LC claims: the fact that any increase in the contract price is prohibited under the Tektite Building agreement does not invalidate the parties subsequent decision to supersede or disregard this prohibition. All the documentary and testimonial evidence established the existence of a 36M escalation agreement.

It is apparent from its face that the letter-agreement for 36M escalation was not signed by P. This fact allegedly proves, according to PRHC, that it never expressed its consent to the letter and, hence, cannot and should not be bound by the contents thereof. It further claims that its internal rules require the signatures of at least two of its officers to bind the corporation.
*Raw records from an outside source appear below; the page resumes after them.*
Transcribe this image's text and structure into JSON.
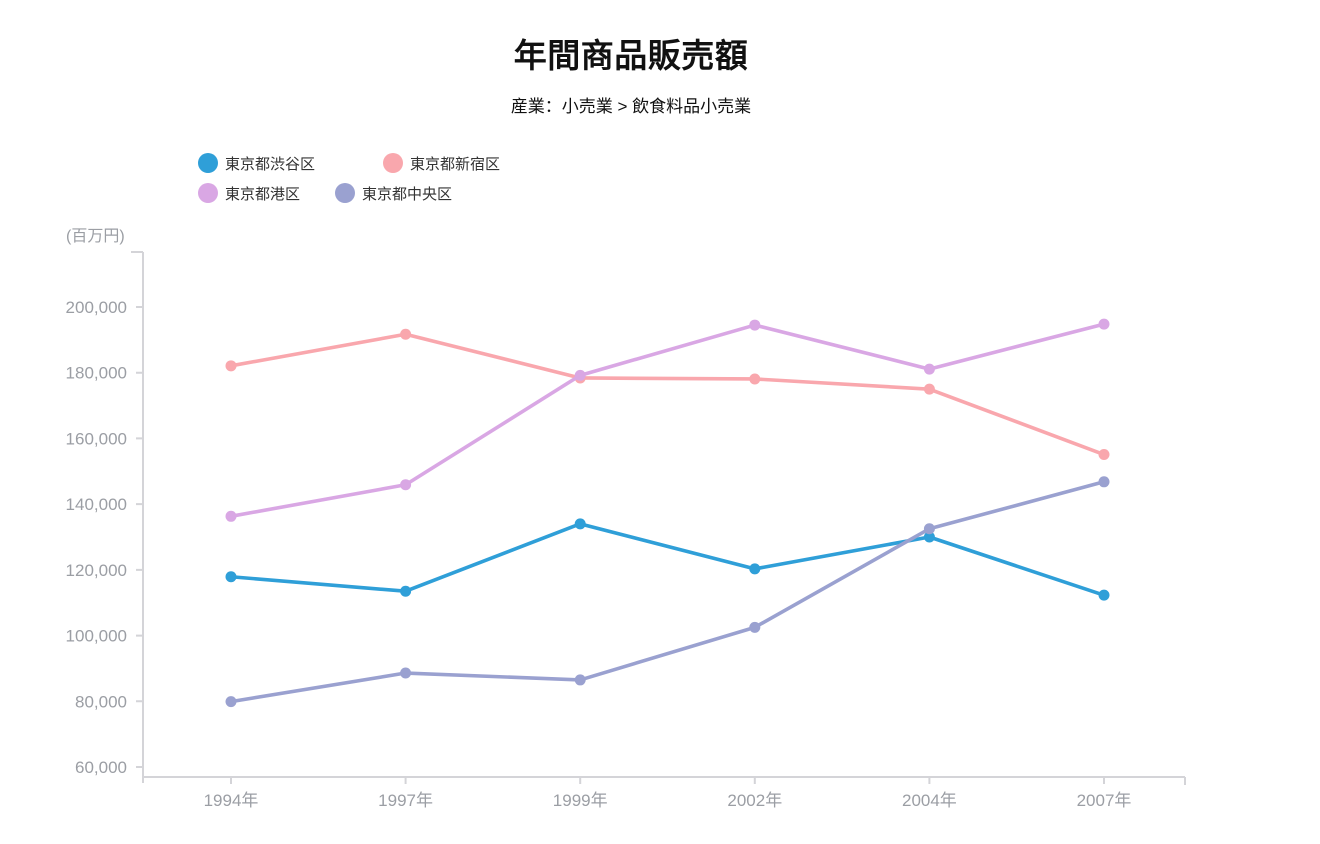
{
  "page": {
    "title": "年間商品販売額",
    "subtitle": "産業：小売業 > 飲食料品小売業"
  },
  "legend": {
    "items": [
      {
        "label": "東京都渋谷区",
        "color": "#2F9FD8"
      },
      {
        "label": "東京都新宿区",
        "color": "#F9A7AD"
      },
      {
        "label": "東京都港区",
        "color": "#D9A7E4"
      },
      {
        "label": "東京都中央区",
        "color": "#9AA1D0"
      }
    ]
  },
  "chart_data": {
    "type": "line",
    "title": "年間商品販売額",
    "subtitle": "産業：小売業 > 飲食料品小売業",
    "ylabel": "(百万円)",
    "unit": "百万円",
    "categories": [
      "1994年",
      "1997年",
      "1999年",
      "2002年",
      "2004年",
      "2007年"
    ],
    "series": [
      {
        "name": "東京都渋谷区",
        "color": "#2F9FD8",
        "values": [
          117900,
          113500,
          134000,
          120300,
          130000,
          112300
        ]
      },
      {
        "name": "東京都新宿区",
        "color": "#F9A7AD",
        "values": [
          182100,
          191700,
          178400,
          178100,
          175000,
          155100
        ]
      },
      {
        "name": "東京都港区",
        "color": "#D9A7E4",
        "values": [
          136300,
          145900,
          179200,
          194500,
          181100,
          194800
        ]
      },
      {
        "name": "東京都中央区",
        "color": "#9AA1D0",
        "values": [
          79900,
          88600,
          86500,
          102500,
          132500,
          146800
        ]
      }
    ],
    "yticks": [
      60000,
      80000,
      100000,
      120000,
      140000,
      160000,
      180000,
      200000
    ],
    "ylim": [
      57000,
      217000
    ],
    "grid": false,
    "legend_position": "top-left",
    "axis_color": "#d4d4d8",
    "tick_label_color": "#9b9ea4"
  }
}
But the signature of Abcede is sufficient to bind P. As its construction manager, his very act of signing produced legal effect, even if there was a blank space for a higher officer of P to indicate approval. At the very least, he indicated authority to make such representation on behalf of PRHC. On direct examination, Abcede admitted that, the function of a construction manager, is to represent P in running its affairs with regard to the execution of the aforesaid projects.

Throughout the existence and execution of the construction agreements, it was the established practice of LC, each time it had concerns to approach Abcede and Santos as representatives. As far as LC was concerned, these two were the fully authorized representatives of P. Thus, when they entered into the 36M agreement, PRHC effectively agreed thereto. In fact, correspondences to the construction manager that were addressed to or that had to be noted by P were most of the time coursed through and noted by Santos. Likewise, its correspondences to LC were signed by him alone. Santos testified that, as VP and general manager of P, he was responsible for the implementation of the policies of the board. Also, Abcede and Santos signed the additional agreements for garage and concretizing, and these were not questioned by P.

Also, P does not question the validity of its letter to LC seeking novation, which was signed by Santos under the words Approved: Phil. Realty & Holdings Corp. This letter was signed by Abcede, again as the construction manager, while Santos signed above PHIL. REALTY & HOLDINGS CORP., which was notably the unsigned part in the 1991 letter-agreement on the 36M escalation. This is additional evidence that P had given Abcede and Santos the authority to act on its behalf in making such a decision or entering into such agreements with LC.

We rule that Santos and Abcede held themselves out as possessing the authority to act, negotiate and sign documents on behalf of PRHC; and that PRHC sanctioned these acts. It would be the height of incongruity to now allow PRHC to deny the extent of the authority with which it had clothed both individuals. We find that Abcedes role as construction manager, with regard to the construction projects, was akin to that of a general manager with regard to the general operations of the corporation he or she is representing.

Consequently, the escalation agreement entered into by LC and Abcede is a valid agreement that P is obligated to comply with. This escalation agreement whether written or verbal has lifted, through novation, the prohibition contained in the Tektite Building Agreement. However, the maximum amount of P's liability to LC is 36M the amount agreed upon in the letter.